DarkFall is often referred to as a paid beta, and I agree. It has some serious issues, a multitude of minor problems, and countless little nagging annoyances. Despite all that however, it’s still the most engaging and enjoyable MMO experience I’ve had since UO in 1997. (And has shown me that those rose tinted UO glasses are indeed not as dark as some claimed)

Where I differ from some on the paid beta issue is that IMO, MMOs have two states; paid beta or slow death. That’s it, no magical middle ground of ‘done’ or ‘complete'; either the game is still being expanded and new, bug introducing code is being added, or the game is on the back burner and being used as a cash cow.

Of course there are varying degrees of paid beta. Vanguard was close to unplayable in its original state, WAR is stable/solid but feature incomplete, PotBS is stable but ultimately flawed, etc. Even WoW, which was perfect at release, introduces new bugs or broken/imbalanced features with each mid-year update. The only time it’s possible for an MMO to exist bug free is if no new code of significance is being added, and that only happens if your game is dead/dying. Any argument of ‘too many bugs’ also has to attach a release delay to it. Would you rather wait another 3-6 months for an MMO and have some of the bugs fixed (but not as many as a live paid beta fixes), or actually get to play the game you have been waiting for all this time, and roll with the punches knowing it will improve?

In addition, the feeling of ‘paid beta’ is likely only to be increased the faster content is added. WAR is a great example of this, as Mythic continues to crank out content faster than almost any studio around, and at the same time continue to introduce new bugs/imbalances. Flavor of the month classes are rampant depending on the latest patch, keep defense strategies rely more on what bug/imbalance is currently tops, and not all scenarios are created equally for the two sides. On the other hand, WoW is one of the least updated MMOs, with many areas seeing next to zero updates over its 5+ years (Battleground variety, new classes, graphics engine updates). In exchange for a trickle of content, the base code is about as polished as you get for an MMO. (Which says nothing about class or game balance of course, but at least you don’t fall through the world as often)

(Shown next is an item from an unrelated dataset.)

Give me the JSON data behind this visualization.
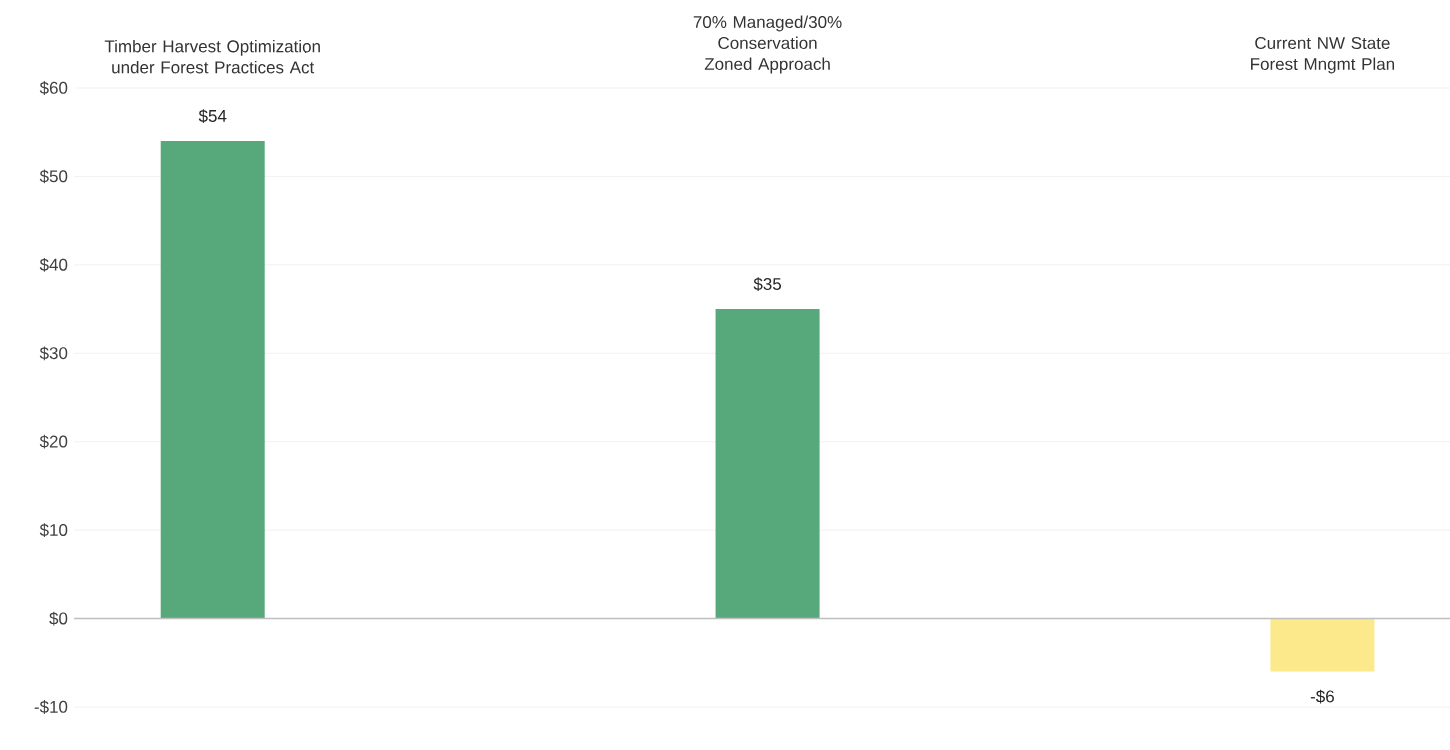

The question facing MMO gamers is not whether you support buggy software, but how high your tolerance for it is. Many have adopted a 6-month rule with any new MMO, as it’s within these 6 months that most MMOs experience the heaviest amount of bug fixes and changes. What they gain in bug fixes they lose in ‘New MMO experience’ of course, but it’s a choice they make. Yet regardless of when you DO jump in, if you play any MMO for long enough you will encounter a bug, downtime, or imbalance.

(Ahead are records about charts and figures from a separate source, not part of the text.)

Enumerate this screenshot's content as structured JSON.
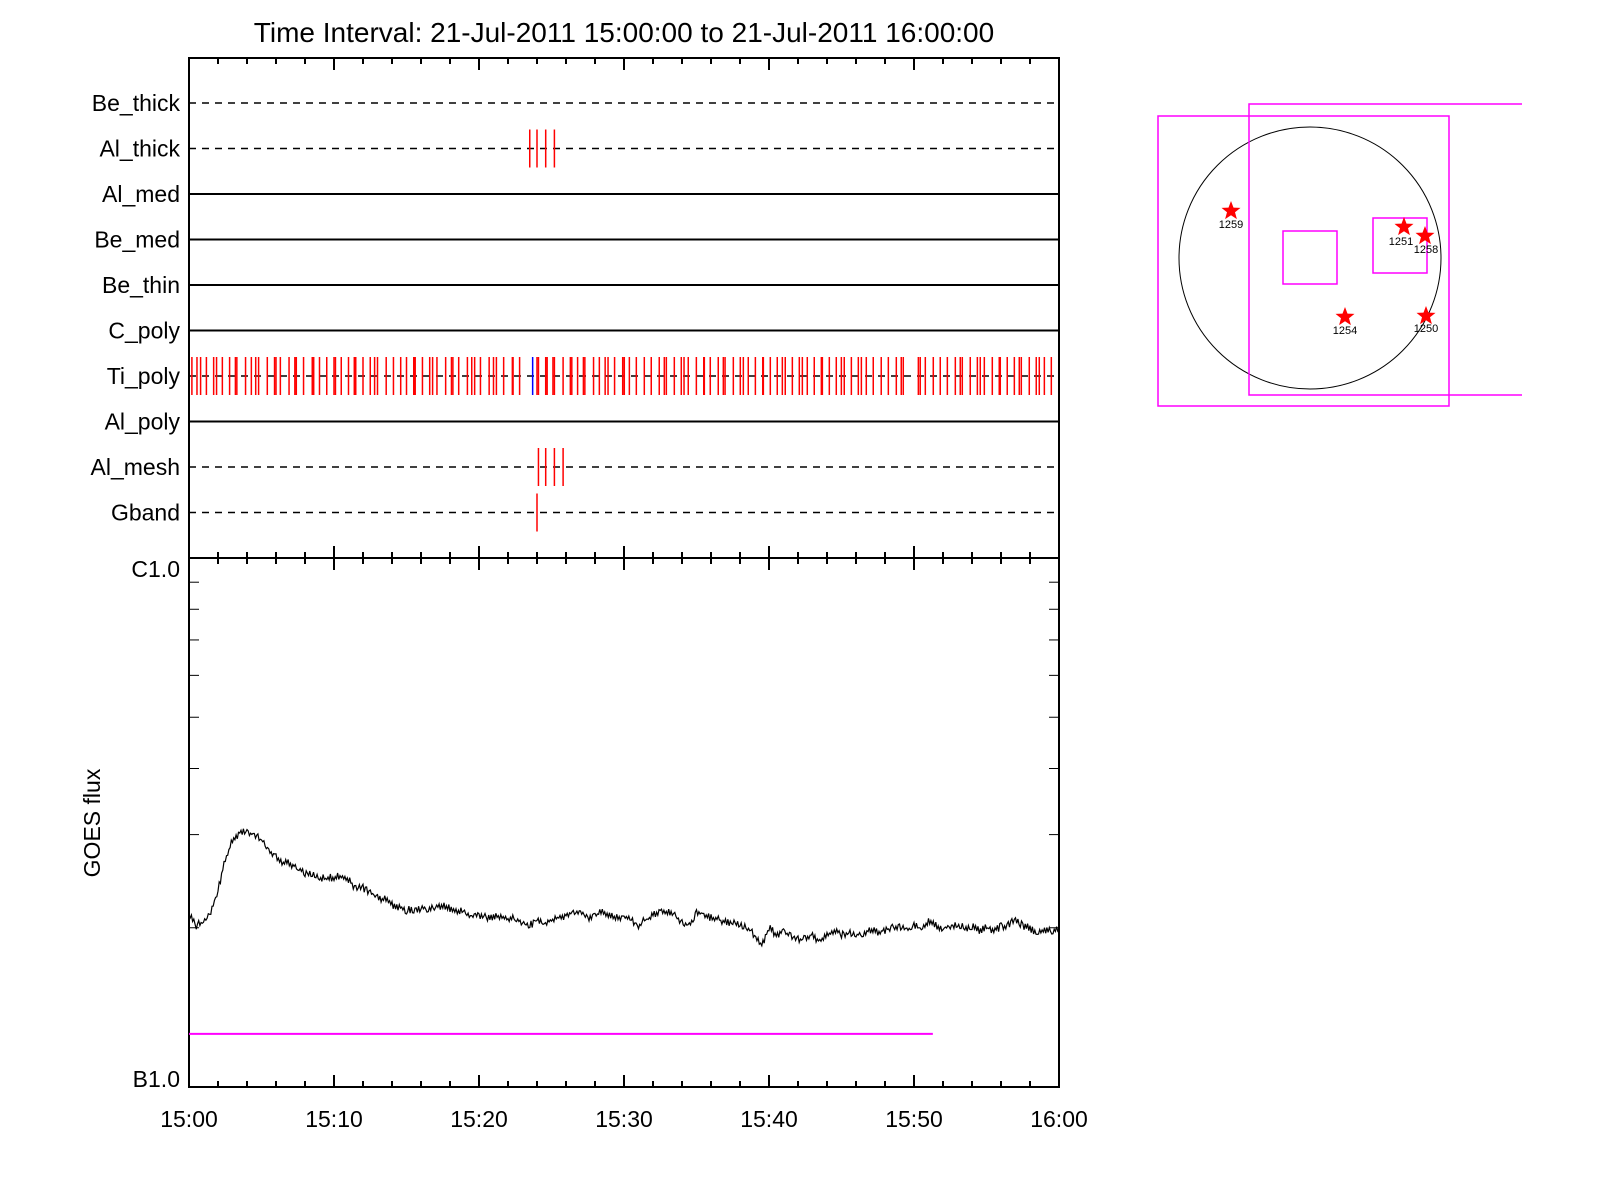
{
  "chart_data": [
    {
      "type": "event-timeline",
      "title": "Time Interval: 21-Jul-2011 15:00:00 to 21-Jul-2011 16:00:00",
      "x_unit": "minutes after 15:00",
      "xlim": [
        0,
        60
      ],
      "rows": [
        {
          "name": "Be_thick",
          "style": "dashed",
          "events": []
        },
        {
          "name": "Al_thick",
          "style": "dashed",
          "events": [
            23.5,
            24.0,
            24.6,
            25.2
          ]
        },
        {
          "name": "Al_med",
          "style": "solid",
          "events": []
        },
        {
          "name": "Be_med",
          "style": "solid",
          "events": []
        },
        {
          "name": "Be_thin",
          "style": "solid",
          "events": []
        },
        {
          "name": "C_poly",
          "style": "solid",
          "events": []
        },
        {
          "name": "Ti_poly",
          "style": "dashed",
          "events": [
            0.2,
            0.55,
            0.8,
            1.2,
            1.7,
            1.9,
            2.3,
            2.8,
            3.2,
            3.3,
            3.9,
            4.3,
            4.6,
            4.8,
            5.4,
            5.9,
            6.0,
            6.3,
            6.9,
            7.3,
            7.4,
            7.9,
            8.5,
            8.6,
            9.0,
            9.5,
            10.0,
            10.1,
            10.5,
            11.0,
            11.4,
            11.5,
            12.0,
            12.5,
            12.8,
            13.0,
            13.6,
            14.1,
            14.6,
            15.0,
            15.5,
            15.6,
            16.1,
            16.6,
            16.8,
            17.1,
            17.7,
            18.1,
            18.2,
            18.6,
            19.2,
            19.5,
            19.7,
            20.1,
            20.7,
            21.0,
            21.2,
            21.7,
            22.3,
            22.35,
            22.8,
            24.0,
            24.1,
            24.6,
            24.7,
            25.1,
            25.2,
            25.8,
            26.3,
            26.4,
            26.8,
            27.2,
            27.3,
            27.9,
            28.3,
            28.7,
            28.9,
            29.35,
            29.91,
            30.02,
            30.37,
            30.85,
            31.4,
            31.88,
            32.43,
            32.78,
            32.92,
            33.47,
            33.95,
            34.14,
            34.43,
            34.99,
            35.5,
            35.54,
            35.95,
            36.5,
            36.85,
            36.97,
            37.54,
            38.02,
            38.23,
            38.57,
            39.06,
            39.57,
            39.61,
            40.09,
            40.57,
            40.92,
            41.12,
            41.61,
            42.09,
            42.3,
            42.64,
            43.12,
            43.61,
            43.68,
            44.16,
            44.64,
            44.99,
            45.19,
            45.68,
            46.16,
            46.37,
            46.71,
            47.19,
            47.74,
            48.23,
            48.78,
            49.12,
            49.26,
            50.3,
            50.43,
            50.78,
            51.33,
            51.81,
            52.3,
            52.85,
            53.19,
            53.33,
            53.88,
            54.37,
            54.57,
            54.85,
            55.4,
            55.88,
            55.95,
            56.43,
            56.92,
            57.26,
            57.4,
            57.95,
            58.43,
            58.64,
            58.99,
            59.47
          ],
          "special_events": [
            {
              "t": 23.7,
              "color": "#0000ff"
            }
          ]
        },
        {
          "name": "Al_poly",
          "style": "solid",
          "events": []
        },
        {
          "name": "Al_mesh",
          "style": "dashed",
          "events": [
            24.1,
            24.6,
            25.2,
            25.8
          ]
        },
        {
          "name": "Gband",
          "style": "dashed",
          "events": [
            24.0
          ]
        }
      ],
      "event_color": "#ff0000"
    },
    {
      "type": "line",
      "ylabel": "GOES flux",
      "yscale": "log",
      "ylim": [
        1e-07,
        1e-06
      ],
      "ytick_labels": [
        "B1.0",
        "C1.0"
      ],
      "xlim": [
        0,
        60
      ],
      "xtick_labels": [
        "15:00",
        "15:10",
        "15:20",
        "15:30",
        "15:40",
        "15:50",
        "16:00"
      ],
      "x": [
        0,
        0.5,
        1,
        1.5,
        2,
        2.5,
        3,
        3.5,
        4,
        4.5,
        5,
        5.5,
        6,
        6.5,
        7,
        7.5,
        8,
        8.5,
        9,
        9.5,
        10,
        10.5,
        11,
        11.5,
        12,
        12.5,
        13,
        13.5,
        14,
        14.5,
        15,
        15.5,
        16,
        16.5,
        17,
        17.5,
        18,
        18.5,
        19,
        19.5,
        20,
        20.5,
        21,
        21.5,
        22,
        22.5,
        23,
        23.5,
        24,
        24.5,
        25,
        25.5,
        26,
        26.5,
        27,
        27.5,
        28,
        28.5,
        29,
        29.5,
        30,
        30.5,
        31,
        31.5,
        32,
        32.5,
        33,
        33.5,
        34,
        34.5,
        35,
        35.5,
        36,
        36.5,
        37,
        37.5,
        38,
        38.5,
        39,
        39.5,
        40,
        40.5,
        41,
        41.5,
        42,
        42.5,
        43,
        43.5,
        44,
        44.5,
        45,
        45.5,
        46,
        46.5,
        47,
        47.5,
        48,
        48.5,
        49,
        49.5,
        50,
        50.5,
        51,
        51.5,
        52,
        52.5,
        53,
        53.5,
        54,
        54.5,
        55,
        55.5,
        56,
        56.5,
        57,
        57.5,
        58,
        58.5,
        59,
        59.5,
        60
      ],
      "y": [
        2.11e-07,
        2.02e-07,
        2.05e-07,
        2.14e-07,
        2.36e-07,
        2.69e-07,
        2.93e-07,
        3.03e-07,
        3.03e-07,
        2.99e-07,
        2.93e-07,
        2.81e-07,
        2.72e-07,
        2.66e-07,
        2.64e-07,
        2.59e-07,
        2.54e-07,
        2.52e-07,
        2.49e-07,
        2.48e-07,
        2.49e-07,
        2.51e-07,
        2.46e-07,
        2.38e-07,
        2.38e-07,
        2.33e-07,
        2.29e-07,
        2.26e-07,
        2.21e-07,
        2.19e-07,
        2.16e-07,
        2.16e-07,
        2.18e-07,
        2.16e-07,
        2.19e-07,
        2.2e-07,
        2.18e-07,
        2.16e-07,
        2.14e-07,
        2.1e-07,
        2.11e-07,
        2.09e-07,
        2.1e-07,
        2.09e-07,
        2.07e-07,
        2.09e-07,
        2.05e-07,
        2.02e-07,
        2.07e-07,
        2.04e-07,
        2.07e-07,
        2.09e-07,
        2.1e-07,
        2.14e-07,
        2.13e-07,
        2.09e-07,
        2.11e-07,
        2.14e-07,
        2.11e-07,
        2.09e-07,
        2.11e-07,
        2.07e-07,
        2.02e-07,
        2.07e-07,
        2.11e-07,
        2.16e-07,
        2.14e-07,
        2.11e-07,
        2.05e-07,
        2.02e-07,
        2.14e-07,
        2.11e-07,
        2.09e-07,
        2.07e-07,
        2.05e-07,
        2.05e-07,
        2.02e-07,
        2e-07,
        1.94e-07,
        1.85e-07,
        2e-07,
        1.94e-07,
        1.96e-07,
        1.93e-07,
        1.9e-07,
        1.91e-07,
        1.94e-07,
        1.88e-07,
        1.94e-07,
        1.98e-07,
        1.94e-07,
        1.96e-07,
        1.94e-07,
        1.95e-07,
        1.98e-07,
        1.96e-07,
        1.98e-07,
        2e-07,
        2e-07,
        1.98e-07,
        2.02e-07,
        1.98e-07,
        2.05e-07,
        2.02e-07,
        2e-07,
        2.02e-07,
        2.02e-07,
        2e-07,
        2.01e-07,
        1.98e-07,
        2e-07,
        1.98e-07,
        2.01e-07,
        2.02e-07,
        2.07e-07,
        2.02e-07,
        2e-07,
        1.94e-07,
        1.98e-07,
        1.98e-07,
        1.98e-07
      ],
      "line_color": "#000000",
      "reference_line": {
        "y": 1.26e-07,
        "x": [
          0,
          51.3
        ],
        "color": "#ff00ff"
      }
    },
    {
      "type": "solar-disk-map",
      "active_regions": [
        "1259",
        "1251",
        "1258",
        "1254",
        "1250"
      ],
      "marker_color": "#ff0000",
      "fov_color": "#ff00ff"
    }
  ]
}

Seeing an MMO change (and hopefully improve) is a major aspect of this genre compared to others. It is, after all, the reason we pay $15 a month in addition to the $50 for the box/download. Unless a game is in truly rough shape, fans are always more excited about new content/features rather than bug fixes, yet we must also accept that all that new code is going to bring with it the inevitable issues. Luckily for us, its paid beta, and we are paying someone to fix those issues while providing us with new entertainment in a world/setting we love.